Le 4 juillet 2025, le chef de la diplomatie chinoise Wang Yi avait fait preuve d’une sincérité inattendue lorsqu’il avait déclaré lors d’un entretien à Bruxelles avec Kaja Kallas, la responsable de la diplomatie de l’Union européenne, que « la Chine ne peut pas permettre un échec de la Russie en Ukraine. » Pékin livre notamment à la Russie des matériels électroniques à utilisation duale, c’est-à-dire également militaire, tels que des semiconducteurs et des composants pour la fabrication de drones qui se révèlent d’une utilité critique dans la guerre russo-ukrainienne.
Selon Reuters, la Chine aurait d’autre part formé plus de 200 militaires russes l’an passé, dont certains sont depuis déployés sur le front ukrainien, affirme l’agence qui cite des services de renseignements européens. Le quotidien allemand Die Welt confirme ces informations, précisant que selon des services de renseignement européens, plusieurs centaines de soldats russes ont participé fin 2025, sur six sites militaires différents en Chine, à des programmes de formation de l’Armée populaire de libération.
Les visites de Trump et Poutine, tout bénéfice pour Xi Jinping
Ceux-ci portaient sur « l’emploi de systèmes sans pilote, les contre-mesures électroniques contre les drones ainsi que des simulations de combat modernes, » poursuit le journal. Les participants étaient de différents grades et de différentes générations. Certains étaient membres de l’unité d’élite russe Rubicon spécialisée dans les drones.

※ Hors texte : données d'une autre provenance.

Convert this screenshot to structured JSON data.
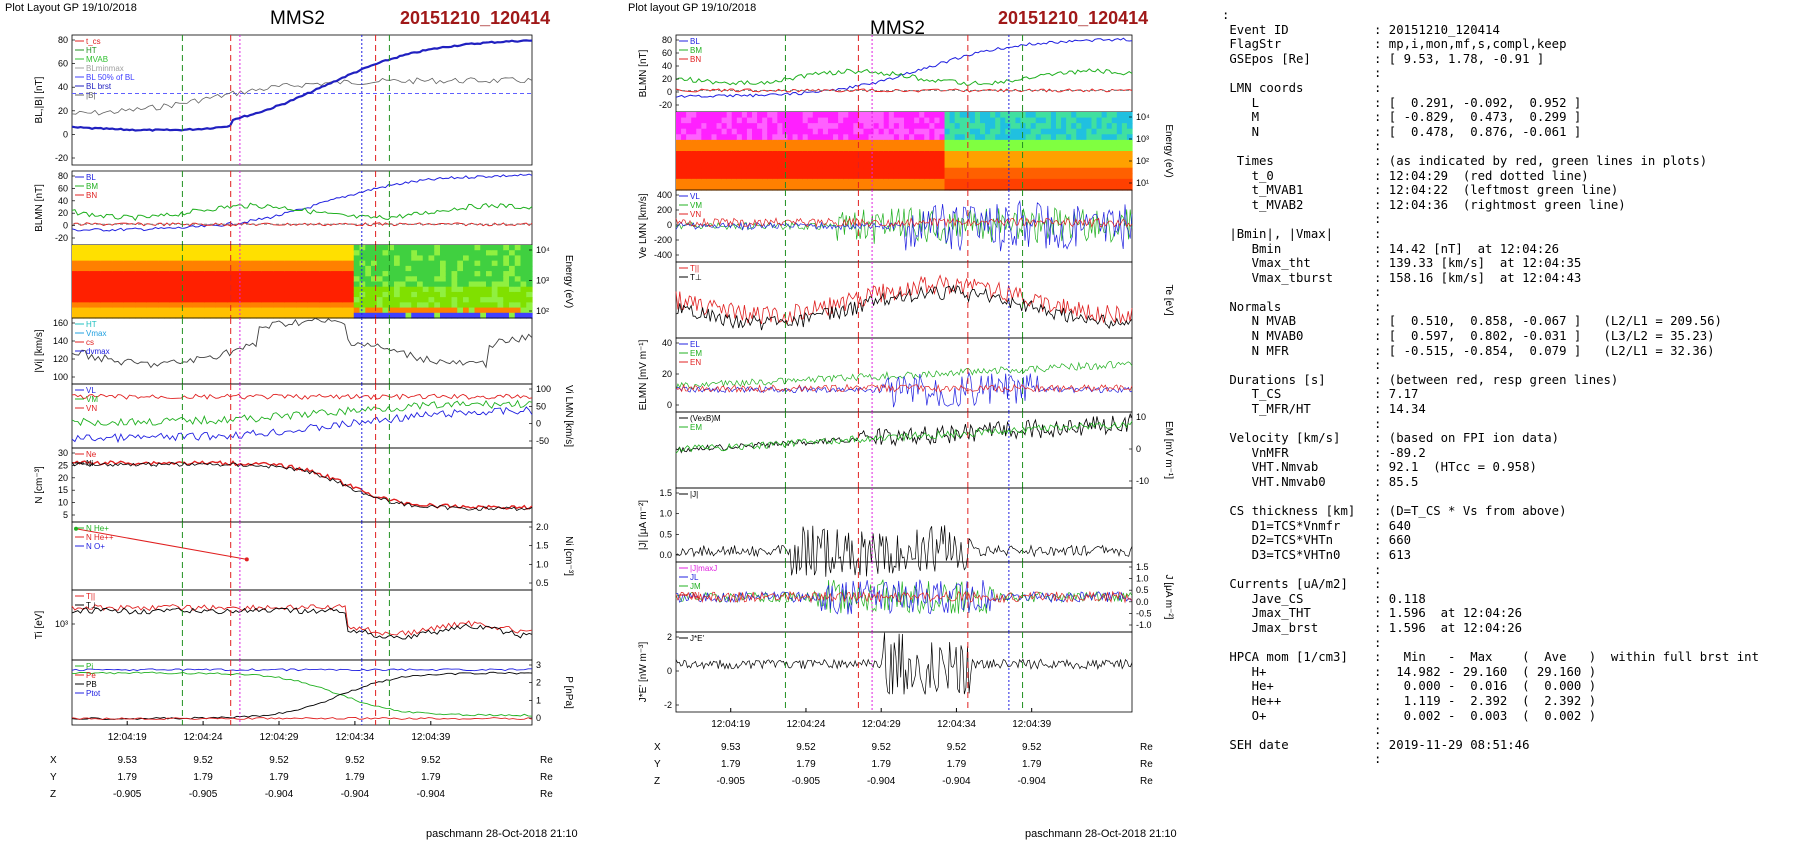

A l’issue de la formation, des dizaines d’entre eux ont participé début 2026 à des combats en Ukraine, dont certains à des postes de commandement, d’après Die Welt.
« Tout ce qui met la Russie en position de poursuivre cette guerre d’agression contre l’Ukraine constitue une menace pour la sécurité européenne, pour notre sécurité en Allemagne, » a commenté un porte-parole du ministère allemand des affaires étrangères, qui s’est cependant gardé de confirmer ou d’infirmer les révélations de Die Welt.
Ajoutée à une visite plutôt ratée de Donald Trump qui s’est achevée vendredi dernier et où il est clairement apparu en situation de faiblesse face à un Xi Jinping impérial, celle de Vladimir Poutine a montré, elle, une dépendance de plus en plus aiguë de la Russie à l’égard de la Chine.
Alexander Gabuev, directeur du Carnegie Russia Eurasia Center à Berlin, a résumé cet état de fait dans les colonnes du Financial Times le 19 mai : « La Russie se trouve dans une situation désespérée, à la recherche de nouvelles sources de revenus. »
Xi Jinping a tout lieu de se féliciter de ces deux visites d’où émerge encore un peu plus, par effet de miroir, l’image obsédante d’une Chine de plus en plus puissante qui aura désormais les coudées encore plus franches pour se présenter en « pays pôle de stabilité et faiseur de paix » dans un monde de plus en plus proche du chaos.